Para dar a luz numa maternidade pública, terão que pagar quantidades exorbitantes: 600 euros por um parto normal e 1.200 euros por uma cesariana. Situação que se agrava para as pessoas imigrantes: 1200 euros por um parto normal e 2.400 euros por uma cesariana. Tudo isso sem contar com as despesas das visitas médicas durante a gravidez e também as dos exames pré-natais. Por causa disso, muitas mulheres dão à luz sem exames médicos prévios!
E se tudo isto não fosse suficiente, os hospitais públicos ameaçam não autorizar a saída e nem conceder a certidão de nascimento, se as mulheres sem segurança social não pagam ou não proporcionam um número de identificação fiscal para que lhes sejam faturadas as despesas, a serem pagas em prestações.
Quando não estão em condições de pagar o parto, então o fisco persegue-as e, se devem mais de 5000 euros, são ameaçadas de prisão e de ver confiscadas as suas propriedades.

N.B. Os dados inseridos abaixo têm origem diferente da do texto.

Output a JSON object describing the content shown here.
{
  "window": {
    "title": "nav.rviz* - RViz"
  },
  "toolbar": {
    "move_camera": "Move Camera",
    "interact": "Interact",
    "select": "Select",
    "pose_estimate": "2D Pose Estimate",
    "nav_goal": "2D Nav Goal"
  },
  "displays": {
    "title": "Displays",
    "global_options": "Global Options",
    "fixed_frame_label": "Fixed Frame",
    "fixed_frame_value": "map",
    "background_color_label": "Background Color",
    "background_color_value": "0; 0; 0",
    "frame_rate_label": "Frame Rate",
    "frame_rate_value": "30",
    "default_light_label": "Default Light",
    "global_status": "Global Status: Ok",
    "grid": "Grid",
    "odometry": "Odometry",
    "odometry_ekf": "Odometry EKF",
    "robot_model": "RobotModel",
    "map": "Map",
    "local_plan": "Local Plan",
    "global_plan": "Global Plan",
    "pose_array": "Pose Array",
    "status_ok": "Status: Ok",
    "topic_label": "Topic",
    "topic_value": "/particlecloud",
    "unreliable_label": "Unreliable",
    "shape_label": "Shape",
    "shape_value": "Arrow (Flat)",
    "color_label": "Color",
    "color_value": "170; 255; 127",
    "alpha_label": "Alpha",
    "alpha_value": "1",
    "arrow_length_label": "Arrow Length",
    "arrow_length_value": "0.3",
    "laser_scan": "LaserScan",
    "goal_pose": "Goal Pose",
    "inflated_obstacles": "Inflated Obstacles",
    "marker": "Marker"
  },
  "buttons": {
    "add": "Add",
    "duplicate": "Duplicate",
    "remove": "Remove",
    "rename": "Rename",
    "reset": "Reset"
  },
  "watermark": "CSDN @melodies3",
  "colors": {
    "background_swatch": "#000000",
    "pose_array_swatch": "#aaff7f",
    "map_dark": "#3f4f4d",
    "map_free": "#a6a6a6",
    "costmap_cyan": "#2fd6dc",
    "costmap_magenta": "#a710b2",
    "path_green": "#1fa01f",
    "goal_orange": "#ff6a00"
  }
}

Mas ainda há algo pior! “Os cidadãos não gregos da União Europeia e terceiros países” devem pagar o dobro dos custos de hospitalização. Isto é, duplica-se a quantia exorbitante paga pelo parto e os cuidados médicos, o que afeta essencialmente as pessoas mais pobres do mundo, as mulheres imigrantes e as mulheres refugiadas sem papéis, bem como as mulheres sem segurança social. O resultado é que muitas delas saem do hospital durante a noite com o seu recém-nascido nos braços para não ter que pagar estas quantias, enquanto a administração do hospital, com frequência, não emite a certidão de nascimento se não se paga antecipadamente a conta do hospital.
Neste contexto, chegamos a ter crianças endividadas desde o primeiro dia das suas vidas, crianças fantasmas, não declaradas, que nasceram mas que não existem…
Tudo isto é inaceitável!
Tradução de Mariana Carneiro para o Esquerda.net
(*) Sonia Mitralias pertence ao Comitê grego contra a Dívida. O artigo reproduzido pela Viento Sur é uma contribuição grega para o Manifesto da Rede Europeia contra a Privatização e Mercantilização da Saúde e da Segurança Social, apresentado em Bruxelas no passado dia 7 de fevereiro. O Manifesto constitui o início de uma campanha coordenada a nível europeu que se irá desenvolver até 25 de maio, data das eleições europeias.